Il marine e il randagio: la nuova vita insieme dopo l'orrore della guerra

Il soldato ha trovato il cagnolino durante una battaglia. Lui lo ha seguito e ora è in America

Il marine e il randagio: la nuova vita insieme dopo l'orrore della guerra

Oscar Grazioli

Che le guerre siano tutte uguali è un luogo comune. Se non sei fuori di testa, quando vedi il nemico che ti spara o le bombe che cadono vicino, hai paura. Ma la paura diventa terrore, quando il nemico è invisibile e ogni metro di terreno che calpesti può nascondere una mina, ogni pietra che rotola può innescare la bomba inesplosa che ti renderà invalido per tutta la vita. Questo è l'Afghanistan, dove si dice che anche gli scorpioni si rifugino sotto un sasso, quando la terra vibra. I disturbi mentali da stress post traumatico dei veterani del Vietnam sono dovuti più a quel che non hanno visto.

Craig Grossi, 34 anni, originario di Burke (Virginia) è un ex marine che ha prestato servizio in Afghanistan. Addestramento di uomini, tattiche, operazioni in prima linea e altri dettagli segreti che non può rilevare erano il suo lavoro quotidiano. All'inizio d'agosto del 2010, Craig arriva in Afghanistan e vi resta per otto mesi. Pochi giorni di acclimatamento nell'inferno, anche climatico, di quel paese, diverse riunioni con i soldati e gli ufficiali già di stanza ed è già inviato a nord della Green Zone. È il suo primo giorno operativo e, per quanto non possa mostrarlo, è nervoso perché ha la netta sensazione di un attacco imminente. Poche ore e vede gli abitanti di un villaggio andarsene con le masserizie sulla testa. «Ci siamo» pensa. L'attacco ha inizio e va avanti per giorni. «Anche in queste situazioni drammatiche- dichiara Craig- ti può colpire un piccolo cane che sta lì, in mezzo ai proiettili, ti guarda e scodinzola». È un bastardino dalle corte zampe e quando, complice il buio, Craig gli si avvicina con un pezzo di carne secca, la coda inizia a mulinare. Per il marine è una sorta di messaggio positivo: anche nella tragedia puoi scodinzolare. Il cane lo segue e un collega gli dice: «Pare tu abbia trovato un amico». «Già, si chiama Fred. Per favore dagli una mano che io devo rientrare subito alla base», risponde il militare.

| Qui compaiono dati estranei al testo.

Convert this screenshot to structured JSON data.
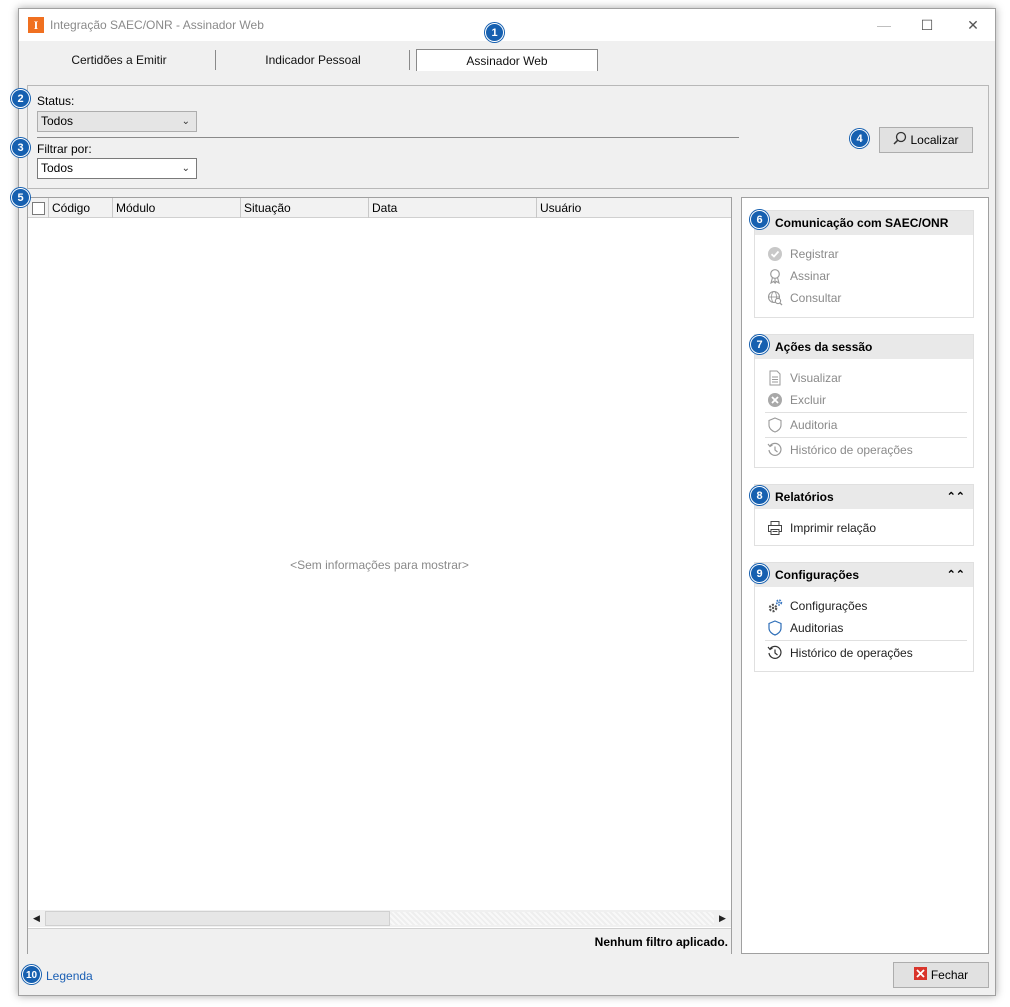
{
  "window": {
    "title": "Integração SAEC/ONR - Assinador Web",
    "app_icon_letter": "I",
    "minimize": "—",
    "maximize": "☐",
    "close": "✕"
  },
  "tabs": [
    {
      "label": "Certidões a Emitir",
      "active": false
    },
    {
      "label": "Indicador Pessoal",
      "active": false
    },
    {
      "label": "Assinador Web",
      "active": true
    }
  ],
  "filters": {
    "status_label": "Status:",
    "status_value": "Todos",
    "filter_label": "Filtrar por:",
    "filter_value": "Todos",
    "search_button": "Localizar"
  },
  "grid": {
    "columns": [
      "Código",
      "Módulo",
      "Situação",
      "Data",
      "Usuário"
    ],
    "empty_message": "<Sem informações para mostrar>",
    "status": "Nenhum filtro aplicado."
  },
  "side": {
    "comunicacao": {
      "title": "Comunicação com SAEC/ONR",
      "items": [
        "Registrar",
        "Assinar",
        "Consultar"
      ]
    },
    "acoes": {
      "title": "Ações da sessão",
      "items": [
        "Visualizar",
        "Excluir",
        "Auditoria",
        "Histórico de operações"
      ]
    },
    "relatorios": {
      "title": "Relatórios",
      "items": [
        "Imprimir relação"
      ]
    },
    "configuracoes": {
      "title": "Configurações",
      "items": [
        "Configurações",
        "Auditorias",
        "Histórico de operações"
      ]
    }
  },
  "footer": {
    "legend_link": "Legenda",
    "close_button": "Fechar"
  },
  "badges": [
    "1",
    "2",
    "3",
    "4",
    "5",
    "6",
    "7",
    "8",
    "9",
    "10"
  ],
  "colors": {
    "badge": "#1660b0",
    "app_icon": "#f07020",
    "link": "#1a5fb4",
    "close_x": "#d9342b"
  }
}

Dopo tre settimane Craig ritorna sul campo di battaglia e Fred è lì che scodinzola. In quel momento il marine decide che, in barba alle severe norme dell'esercito, quel cane, che gli ha inviato un messaggio di speranza in un momento drammatico, tornerà negli Stati Uniti con lui. Craig racconta che aveva ancora bisogno di un segnale forte. Guarda Fred e gli dice «Se mi segui sul grande uccello e non ti spaventi per il rumore dei rotori, io sono pronto». Si mette a correre verso l'elicottero e, dopo pochi metri, sente un colpetto sul tallone. È Fred che lo guarda e scodinzola. Non ha paura dei grandi uccelli, anche se fanno rumore. Un breve volo e sono Camp Leatherneck. Da lì, Craig comincia il suo paziente lavoro burocratico per spedire Fred a casa. Si fa inviare dalla sorella l'infinita modulistica da compilare e confessa di avere fatto qualche manovra che è certo di non potere raccontare nel dettaglio. Alla fine ce la fa, contro ogni previsione degli amici marines. Pochi giorni dopo l'arrivo di Fred in Usa, Craig viene colpito alla nuca dallo spostamento d'aria di un razzo caduto vicino. La lesione cerebrale guarisce presto e torna in campo.

Quando rientra in America, ad aspettarlo c'è in testa lui: davanti ad amici e parenti si rotolano sulla pista dell'aeroporto.

«L'Afghanistan mi ha colpito duro e cambiato» racconta Craig, ma se è vero che io ho recuperato Fred è altrettanto vero che lui ha recuperato me». La loro storia è da pochi giorni un libro: Craig & Fred: A Marine, A Stray Dog e How They Rescued Each Other.